The evolution of Senate Bill 16 shows how those who want to control your health care misuse government power and misrepresent their aims. At first, state Sen. Irene Aguilar’s SB 16 made life worse for sick people by banning any new privately owned emergency rooms within 25 miles of a hospital. Then the bill was revised to put Colorado’s two privately owned ERs out of business.
People at a recent meeting in Arvada asked Sen. Aguilar, D-Denver, why she wanted to close the private ER in their neighborhood.
“It’s because it’s new,” she said, “and because we have the opportunity to stop it now…”
Thankfully, she was not around to protect us when penicillin, ambulatory surgery and CAT scans were new.
Privately owned freestanding emergency rooms are like the freestanding emergency rooms owned by hospitals. Like their hospital-owned counterparts, freestanding ERs are open 24/7, with laboratory facilities, advanced imaging and rapid transport or referral to hospitals and specialists if needed.
They are staffed with the same board-certified physicians who staff hospital ERs.
Both kinds of ERs provide the same services for the same price. SB 16 would have made it illegal for Colorado’s privately owned freestanding ERs to charge facility fees. Aguilar and her coalition imply that only hospital ERs deserve facility fees.
In fact, Medicare and private insurers routinely pay facility fees to providers of capital intensive services regardless of ownership. Privately owned freestanding ambulatory surgical centers are paid the same facility fees as hospital-owned freestanding ambulatory surgical centers. So are privately owned colonoscopy centers, centers that maintain conferencing equipment for long-distance consulting and treatment and different kinds of residential care facilities.
A facility fee is like a gym membership — it pays for the capital equipment. Enabling some gyms or medical facilities to charge higher rates just because lawmakers like some owners better than others sustains cronyism and invites corruption.
The pro-SB 16 coalition claims primary care could substitute for new emergency rooms. This is nonsense. People have unexpected physical crises requiring immediate treatment. Even if a crisis occurs during business hours, neither urgent care centers nor primary care physicians are equipped to properly deal with seizures, broken bones, fainting, loss of vision, severe pain, severely impaired breathing, extreme vomiting, excessive bleeding or blows to the head.
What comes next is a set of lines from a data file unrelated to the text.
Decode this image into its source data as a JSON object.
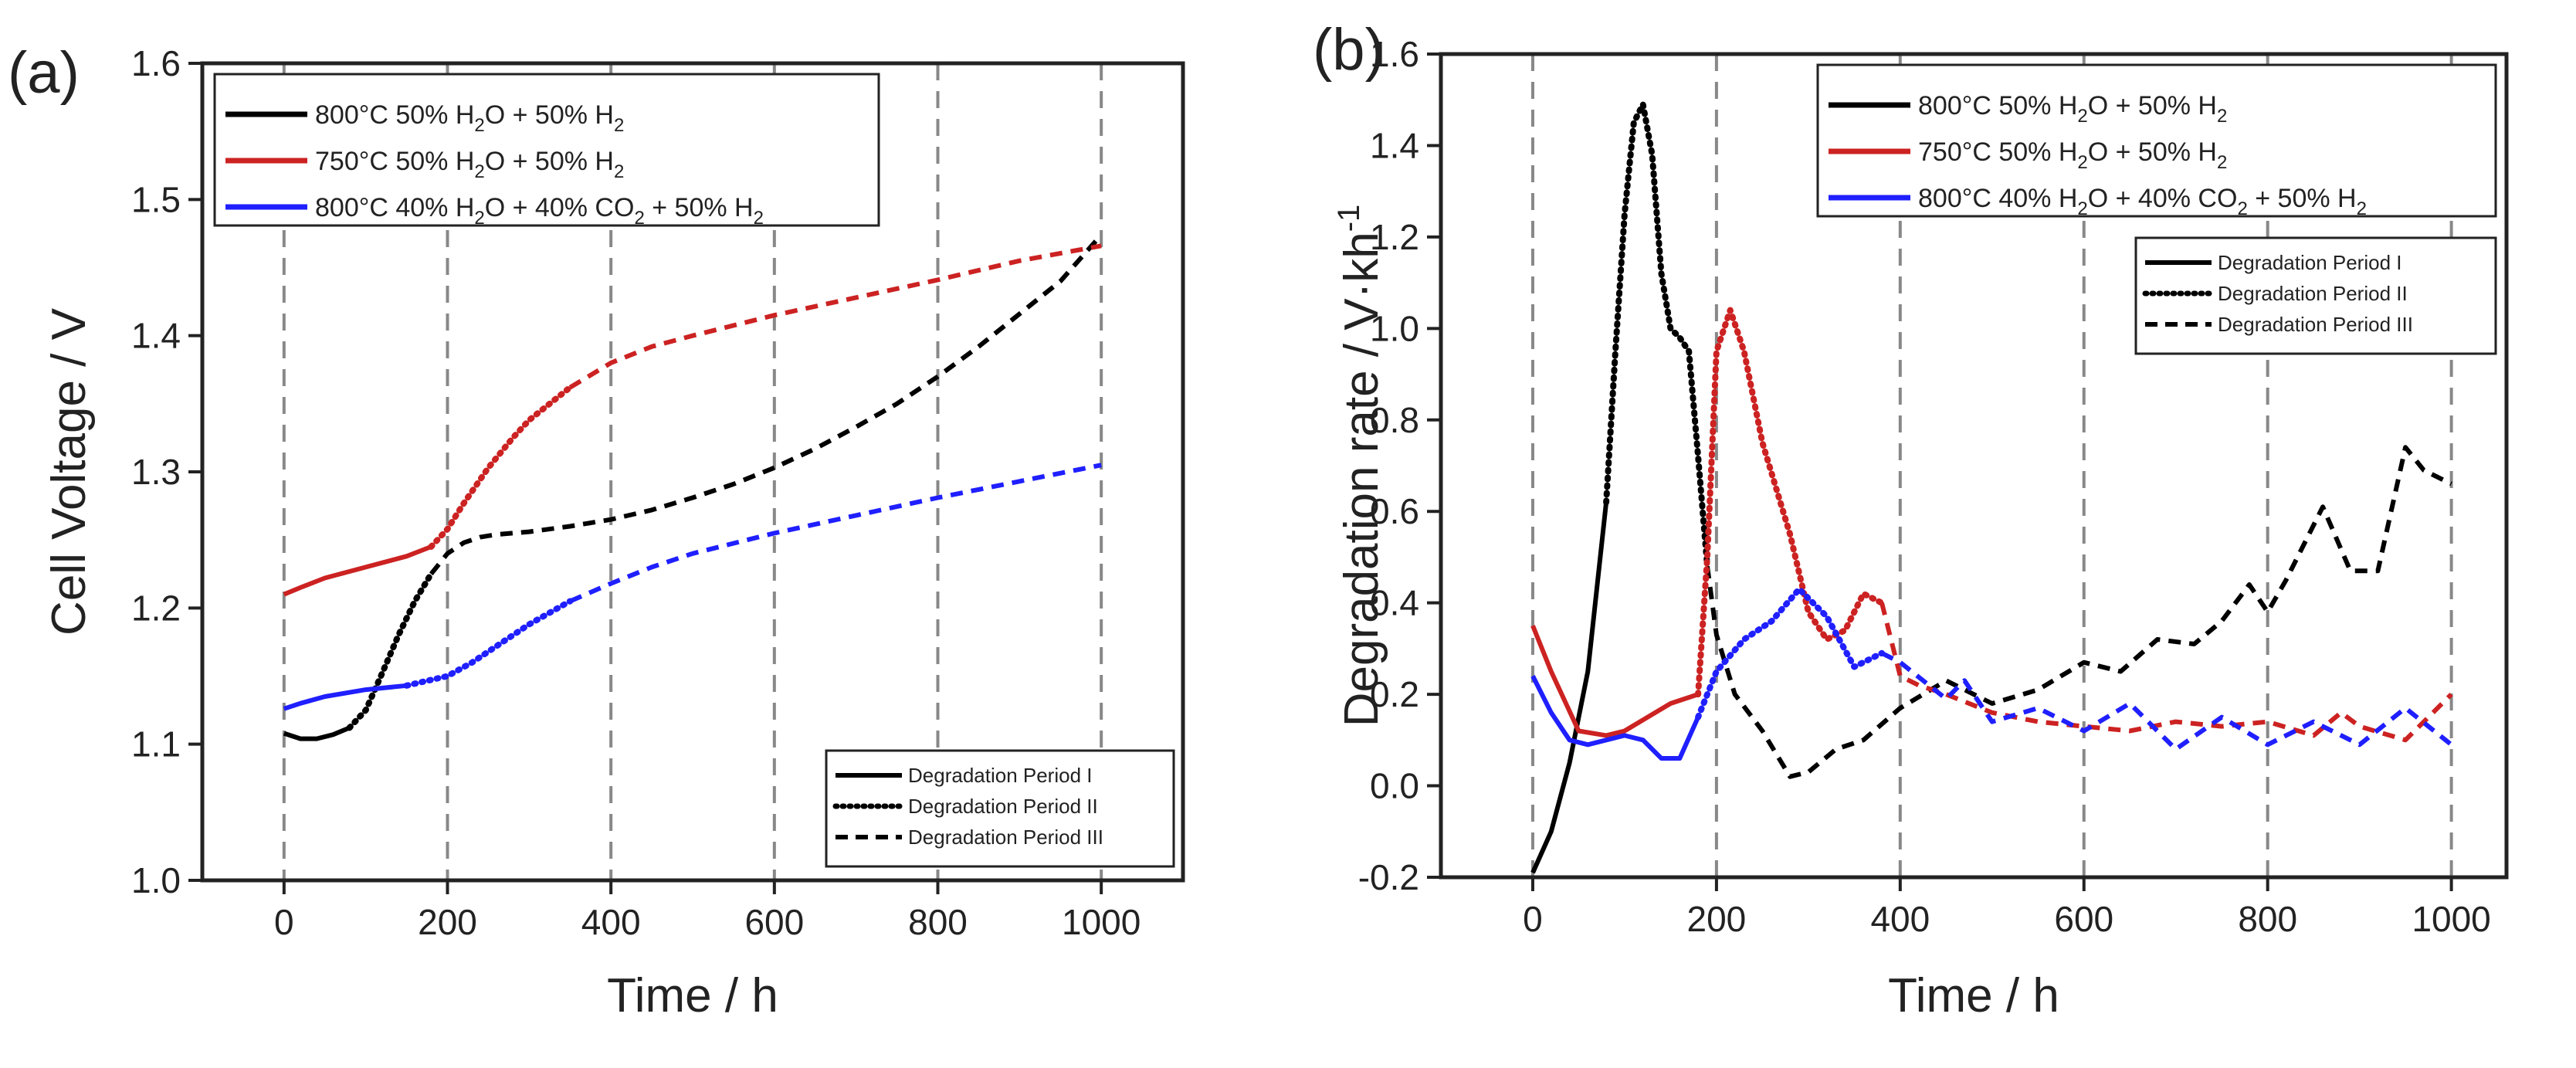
{
  "figure": {
    "panels": [
      "(a)",
      "(b)"
    ]
  },
  "chart_data": [
    {
      "type": "line",
      "panel_label": "(a)",
      "title": "",
      "xlabel": "Time / h",
      "ylabel": "Cell Voltage / V",
      "xlim": [
        -100,
        1100
      ],
      "ylim": [
        1.0,
        1.6
      ],
      "xticks": [
        "0",
        "200",
        "400",
        "600",
        "800",
        "1000"
      ],
      "yticks": [
        "1.0",
        "1.1",
        "1.2",
        "1.3",
        "1.4",
        "1.5",
        "1.6"
      ],
      "vlines": [
        0,
        200,
        400,
        600,
        800,
        1000
      ],
      "legend_main": [
        {
          "prefix": "800°C 50% H",
          "sub1": "2",
          "mid": "O + 50% H",
          "sub2": "2",
          "color": "#000000"
        },
        {
          "prefix": "750°C 50% H",
          "sub1": "2",
          "mid": "O + 50% H",
          "sub2": "2",
          "color": "#cc2222"
        },
        {
          "prefix": "800°C 40% H",
          "sub1": "2",
          "mid": "O + 40% CO",
          "sub2": "2",
          "suffix": " + 50% H",
          "sub3": "2",
          "color": "#1f1fff"
        }
      ],
      "legend_periods": [
        "Degradation Period I",
        "Degradation Period II",
        "Degradation Period III"
      ],
      "series": [
        {
          "name": "800°C 50% H2O + 50% H2",
          "color": "#000000",
          "x": [
            0,
            20,
            40,
            60,
            80,
            100,
            120,
            140,
            160,
            180,
            200,
            220,
            240,
            260,
            280,
            300,
            350,
            400,
            450,
            500,
            550,
            600,
            650,
            700,
            750,
            800,
            850,
            900,
            950,
            1000
          ],
          "y": [
            1.108,
            1.104,
            1.104,
            1.107,
            1.112,
            1.125,
            1.152,
            1.18,
            1.205,
            1.225,
            1.24,
            1.248,
            1.252,
            1.254,
            1.255,
            1.256,
            1.26,
            1.265,
            1.272,
            1.281,
            1.291,
            1.303,
            1.317,
            1.333,
            1.35,
            1.37,
            1.392,
            1.416,
            1.44,
            1.474
          ],
          "period_breaks": [
            90,
            200
          ]
        },
        {
          "name": "750°C 50% H2O + 50% H2",
          "color": "#cc2222",
          "x": [
            0,
            20,
            50,
            100,
            150,
            180,
            200,
            220,
            250,
            280,
            300,
            350,
            400,
            450,
            500,
            600,
            700,
            800,
            900,
            1000
          ],
          "y": [
            1.21,
            1.215,
            1.222,
            1.23,
            1.238,
            1.245,
            1.258,
            1.277,
            1.303,
            1.325,
            1.338,
            1.362,
            1.38,
            1.392,
            1.4,
            1.415,
            1.428,
            1.441,
            1.455,
            1.466
          ],
          "period_breaks": [
            190,
            400
          ]
        },
        {
          "name": "800°C 40% H2O + 40% CO2 + 50% H2",
          "color": "#1f1fff",
          "x": [
            0,
            20,
            50,
            100,
            150,
            200,
            230,
            260,
            300,
            350,
            400,
            450,
            500,
            600,
            700,
            800,
            900,
            1000
          ],
          "y": [
            1.126,
            1.13,
            1.135,
            1.14,
            1.143,
            1.15,
            1.16,
            1.172,
            1.188,
            1.205,
            1.218,
            1.23,
            1.24,
            1.255,
            1.268,
            1.281,
            1.293,
            1.305
          ],
          "period_breaks": [
            200,
            400
          ]
        }
      ]
    },
    {
      "type": "line",
      "panel_label": "(b)",
      "title": "",
      "xlabel": "Time / h",
      "ylabel": "Degradation rate / V·kh",
      "ylabel_sup": "-1",
      "xlim": [
        -100,
        1060
      ],
      "ylim": [
        -0.2,
        1.6
      ],
      "xticks": [
        "0",
        "200",
        "400",
        "600",
        "800",
        "1000"
      ],
      "yticks": [
        "-0.2",
        "0.0",
        "0.2",
        "0.4",
        "0.6",
        "0.8",
        "1.0",
        "1.2",
        "1.4",
        "1.6"
      ],
      "vlines": [
        0,
        200,
        400,
        600,
        800,
        1000
      ],
      "legend_main": [
        {
          "prefix": "800°C 50% H",
          "sub1": "2",
          "mid": "O + 50% H",
          "sub2": "2",
          "color": "#000000"
        },
        {
          "prefix": "750°C 50% H",
          "sub1": "2",
          "mid": "O + 50% H",
          "sub2": "2",
          "color": "#cc2222"
        },
        {
          "prefix": "800°C 40% H",
          "sub1": "2",
          "mid": "O + 40% CO",
          "sub2": "2",
          "suffix": " + 50% H",
          "sub3": "2",
          "color": "#1f1fff"
        }
      ],
      "legend_periods": [
        "Degradation Period I",
        "Degradation Period II",
        "Degradation Period III"
      ],
      "series": [
        {
          "name": "800°C 50% H2O + 50% H2",
          "color": "#000000",
          "x": [
            0,
            20,
            40,
            60,
            80,
            90,
            100,
            110,
            120,
            130,
            140,
            150,
            160,
            170,
            180,
            190,
            200,
            220,
            250,
            280,
            300,
            330,
            360,
            400,
            450,
            480,
            500,
            550,
            600,
            640,
            680,
            720,
            750,
            780,
            800,
            820,
            860,
            890,
            920,
            950,
            970,
            1000
          ],
          "y": [
            -0.19,
            -0.1,
            0.05,
            0.25,
            0.62,
            0.95,
            1.25,
            1.45,
            1.49,
            1.38,
            1.12,
            1.0,
            0.98,
            0.95,
            0.72,
            0.48,
            0.33,
            0.2,
            0.12,
            0.02,
            0.03,
            0.08,
            0.1,
            0.17,
            0.23,
            0.2,
            0.18,
            0.21,
            0.27,
            0.25,
            0.32,
            0.31,
            0.36,
            0.44,
            0.38,
            0.45,
            0.61,
            0.47,
            0.47,
            0.74,
            0.69,
            0.66
          ],
          "period_breaks": [
            90,
            200
          ]
        },
        {
          "name": "750°C 50% H2O + 50% H2",
          "color": "#cc2222",
          "x": [
            0,
            20,
            50,
            80,
            100,
            150,
            180,
            190,
            200,
            215,
            230,
            250,
            280,
            300,
            320,
            340,
            360,
            380,
            400,
            420,
            450,
            500,
            550,
            600,
            650,
            700,
            750,
            800,
            850,
            880,
            900,
            950,
            1000
          ],
          "y": [
            0.35,
            0.25,
            0.12,
            0.11,
            0.12,
            0.18,
            0.2,
            0.5,
            0.95,
            1.04,
            0.95,
            0.75,
            0.55,
            0.38,
            0.32,
            0.34,
            0.42,
            0.4,
            0.24,
            0.22,
            0.2,
            0.16,
            0.14,
            0.13,
            0.12,
            0.14,
            0.13,
            0.14,
            0.11,
            0.16,
            0.13,
            0.1,
            0.2
          ],
          "period_breaks": [
            190,
            400
          ]
        },
        {
          "name": "800°C 40% H2O + 40% CO2 + 50% H2",
          "color": "#1f1fff",
          "x": [
            0,
            20,
            40,
            60,
            80,
            100,
            120,
            140,
            160,
            180,
            200,
            230,
            260,
            290,
            320,
            350,
            380,
            400,
            450,
            470,
            500,
            550,
            600,
            650,
            700,
            750,
            800,
            850,
            900,
            950,
            1000
          ],
          "y": [
            0.24,
            0.16,
            0.1,
            0.09,
            0.1,
            0.11,
            0.1,
            0.06,
            0.06,
            0.15,
            0.25,
            0.32,
            0.36,
            0.43,
            0.37,
            0.26,
            0.29,
            0.27,
            0.19,
            0.23,
            0.14,
            0.17,
            0.12,
            0.18,
            0.08,
            0.15,
            0.09,
            0.14,
            0.09,
            0.17,
            0.09
          ],
          "period_breaks": [
            200,
            400
          ]
        }
      ]
    }
  ]
}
Privately owned freestanding ERs increase access to care by locating in places without freestanding hospital ERs, and where access to adequate emergency care is difficult due to long waiting times at existing hospital ERs.
Claims that ERs are overused are overblown, especially for privately insured patients with large plan deductibles and stiff copays. A 2013 Journal of the American Medical Association study found that just 6.3 percent of ER visits in the 2009 National Hospital Ambulatory Medical Care Survey were diagnosed as “primary care-treatable” visits.
The problem is the symptoms displayed by the people diagnosed as “primary-care treatable” were the same as the symptoms displayed by 88.7 percent of all people visiting the ER. Although severe acid-reflux is a “primary care-treatable condition” once diagnosed, a heart attack is not. A person with chest pain in the middle of the night often can’t tell which is which.
Because severe trauma cases are dispatched directly to trauma centers, most people who go to an ER do not need a hospital. About 84 percent of people who visit ERs are treated and go home.
Colorado’s privately owned emergency rooms increase access to necessary care. They reduce the cost of care by reducing waiting time while charging the same price as hospitals. Though not yet approved providers for Medicare, Medicaid or TriCare, the physicians staffing them have the authority to waive charges and treat anyone who needs immediate care. When they do that, they reduce overall health care expenditures.
Thanks to legislators who understand the potential benefits privately owned emergency rooms offer, SB 16 probably will not pass this session. But the coalition supporting it still appears willing to misuse government power to shutter an existing business simply because it provides necessary health care in a new way.
Linda Gorman directs the Health Care Policy Center at the Independence Institute, a free market think tank in Denver.